C’était le grand syndicat, aujourd’hui les coups bas et la lutte d’intérêt ont fini par avoir raison de la force syndicale. Les organisations de la société civile se sont émiettées pareillement, les partis politiques sont fragmentés et instrumentalisés par le grand manitou et c‘est dans ce contexte que la hausse du carburant est intervenue. Cette hausse de 25% est la volonté du gouvernement de faire payer au peuple la facture de son indélicatesse et de sa mauvaise gestion, chose que le peuple ne veut pas assumer.
Désormais, l’Alpha gouvernance a le cul entre deux chaises : Obéir aux injonctions de Brettons Woods et faire baver le peuple pour espérer une assistance ou faire face au courroux du peuple et se risquer à se priver d’une aide substantielle. Nœud gordien dont Kassory semble ne pas encore détenir la solution.
La coalition de la dernière chance
Avec la hausse du carburant de 2 000 francs guinéens et de façon unilatérale, Alpha Condé et les siens sont en train d’éprouver les guinéens, c’est une rusée façon de jauger la température sociale au cas où en vieux briscard, il voudrait faire un hold-up et s’éterniser au pouvoir au delà de la limite constitutionnelle.

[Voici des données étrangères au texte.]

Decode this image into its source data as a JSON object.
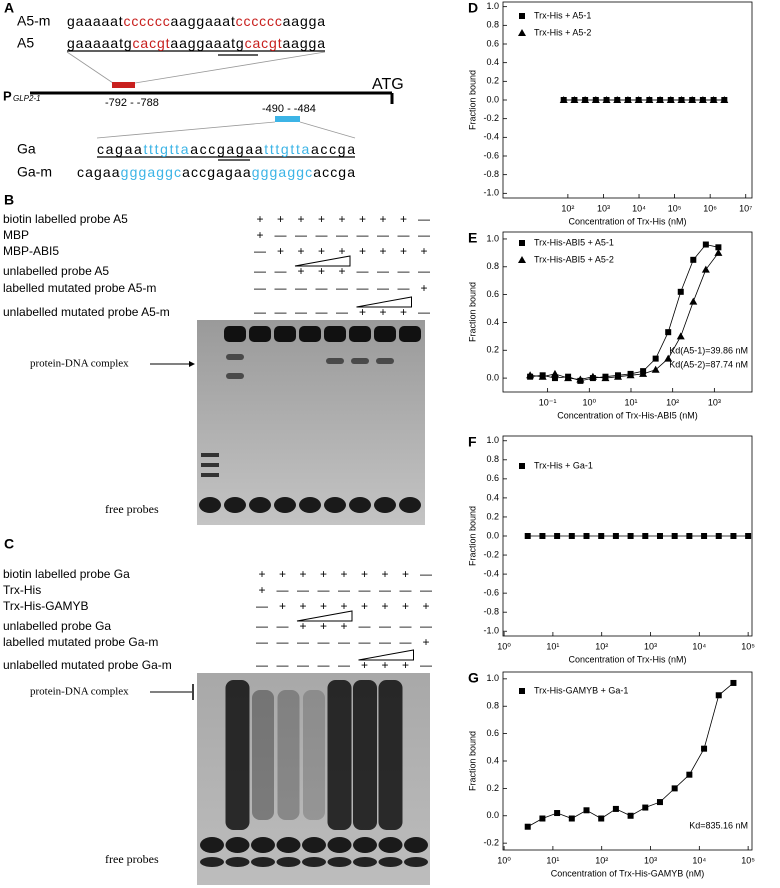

Donc cette union des forces sociales serait elle circonstancielle, qu’elle reste une nécessité pour dire à Alpha Condé qu’ il est là par la volonté du peuple et que par cette même volonté il peut partir, des hommes et institutions se sont illustrés par le combat mené et il revient à ces forces sociales aujourd’hui de prouver par leur constance et la sincérité de leur rapport qu’elles méritent la confiance et le sacrifice du peuple, qu’elles forcent le respect et pourquoi pas l’admiration en arrachant le retour à la normale du prix du carburant car si elles n’y parviennent pas elles auront fait perdre du temps et des ressources au peuple et inutilement.
Elles n’auraient plus alors la même force de mobilisation encore moins les arguments en plus d’être ‘’mortes’’ comme l’opposition, comme une partie du syndicat, comme une bonne partie de la presse . Plus que jamais, les forces sociales ont rendez -vous avec l’histoire et dans leur position, le message est clair : C’est vaincre ou périr.